Dur envers lui-même, le milieu de terrain peut compter sur un coach qui a fait des pieds et des mains pour le rapatrier à l’OM, lui qui l’avait connu à Rome, et qui le soutient dans les périodes de galère. Pas trop pressé, le coach olympien réclame de l’indulgence pour ses nouvelles recrues en général et son milieu de terrain en particulier. « Kevin est quelqu’un de lucide sur ses performances. On l’a vu, cela a été le patron sur les deux derniers matchs. Il faut laisser du temps aux nouveaux. Il a quitté un club qui jouait la Ligue des champions pour rejoindre un club qui joue l’Europa Ligue, il lui fallait s’adapter, » a rappelé l’entraîneur de l’OM, également présent en conférence de presse, mercredi. De la lucidité, le joueur n’en manque pas. Lui qui n’écarte pas la possibilité d’avoir cédé à une forme de pression liée à son transfert. Il faut dire que le Néerlandais émarge à 4,5 M€ par saison. Un chiffre qui a fait parler, notamment au sein du vestiaire.

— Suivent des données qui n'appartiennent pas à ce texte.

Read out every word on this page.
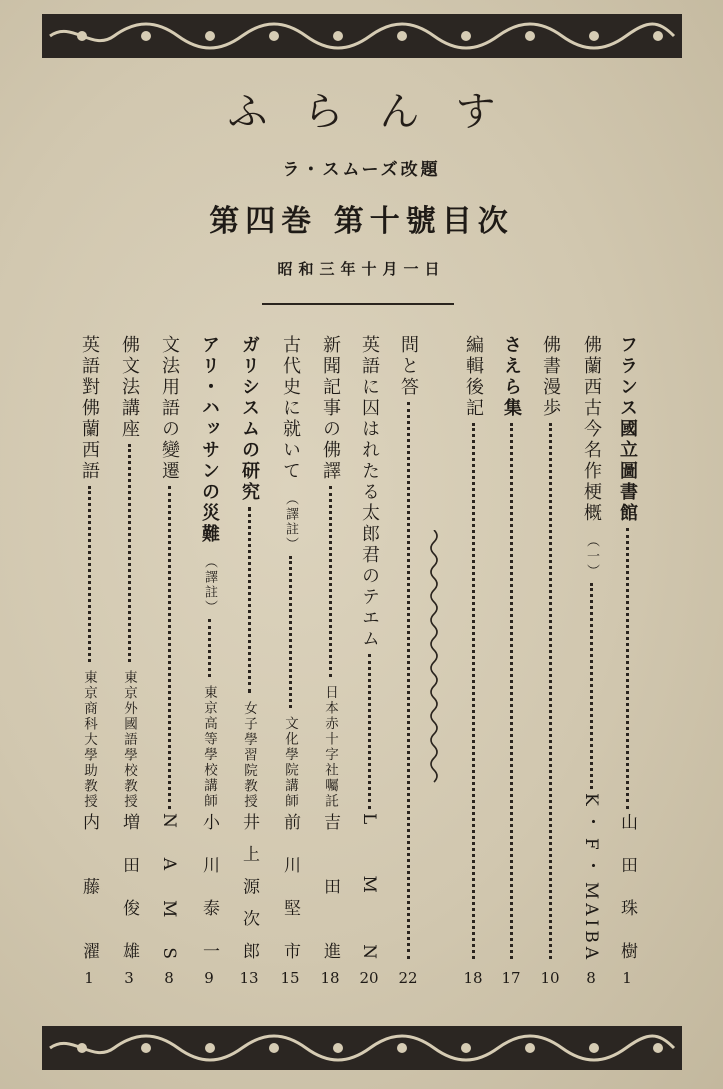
ふらんす
ラ・スムーズ改題
第四巻 第十號目次
昭和三年十月一日
フランス國立圖書館
山田珠樹
1
佛蘭西古今名作梗概
（一）
K・F・MAIBA
8
佛書漫歩
10
さえら集
17
編輯後記
18
問と答
22
英語に囚はれたる太郎君のテエム
L M N
20
新聞記事の佛譯
日本赤十字社囑託
吉田進
18
古代史に就いて
（譯註）
文化學院講師
前川堅市
15
ガリシスムの研究
女子學習院教授
井上源次郎
13
アリ・ハッサンの災難
（譯註）
東京高等學校講師
小川泰一
9
文法用語の變遷
N A M S
8
佛文法講座
東京外國語學校教授
増田俊雄
3
英語對佛蘭西語
東京商科大學助教授
内藤濯
1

« Peut-être qu’il y a un peu de pression, je ne sais pas. J’ai joué cinq ans à la Roma. On arrive dans un nouveau club, on veut donner le meilleur. Le club a disputé une finale de Ligue Europa la saison dernière, il reste sur une belle saison en championnat... Et moi j’arrive et ça ne se passe pas bien. Donc on se demande si c’est ma faute, c’est logique. Mais si je joue mal, je joue mal. Je le dis. Je travaille pour m’améliorer, comme toute l’équipe », a-t-il abondé, sans fuir ses responsabilités. Cette saison, lorsque la paire Luiz Gustavo-Strootman était alignée devant la défense, l’OM ne s’est imposé qu’une seule fois. « Je ne connaissais pas cette statistique, c’est vrai que ça ne fait pas beaucoup. Je ne sais pas pourquoi ça ne marche pas très bien avec Luiz. Il a d’énormes qualités, il est un leader d’équipe. Récemment, j’ai joué avec Max, ça s’est bien passé, je m’entends bien avec d’autres joueurs également, » a-t-il répondu, avant d’évoquer un autre aspect de son acclimatation compliquée.

Un problème de langue en train d’être réglé

C’est en italien que l’ancien joueur de la Roma a répondu aux journalistes cet après-midi. Mais ces derniers temps, le grand milieu de terrain néerlandais se montre plus souvent en zone mixte, après les matchs. Plus à l’aise avec la langue française. S’il baragouine un français approximatif, ses progrès sont notables et résultent d’un réel engagement de s’intégrer dans le projet olympien. L’isolement au sein du groupe peut sans doute expliquer les débuts compliqués de Kevin Strootman. « Si on ne parle pas la langue, on ne peut pas bien jouer. C’est important de comprendre, de parler la langue, pour se comprendre avec ses coéquipiers. Ce n’est pas dit que si on ne parle pas, on n’arrive pas à bien jouer, mais de mon côté la connaissance de la langue m’aide à mieux comprendre le coach et mes coéquipiers, à jouer » a-t-il expliqué. Tourné vers la deuxième partie de saison, Kevin Strootman a, comme ses coéquipiers, quatre mois pour inverser la tendance et tenter d’accrocher le podium.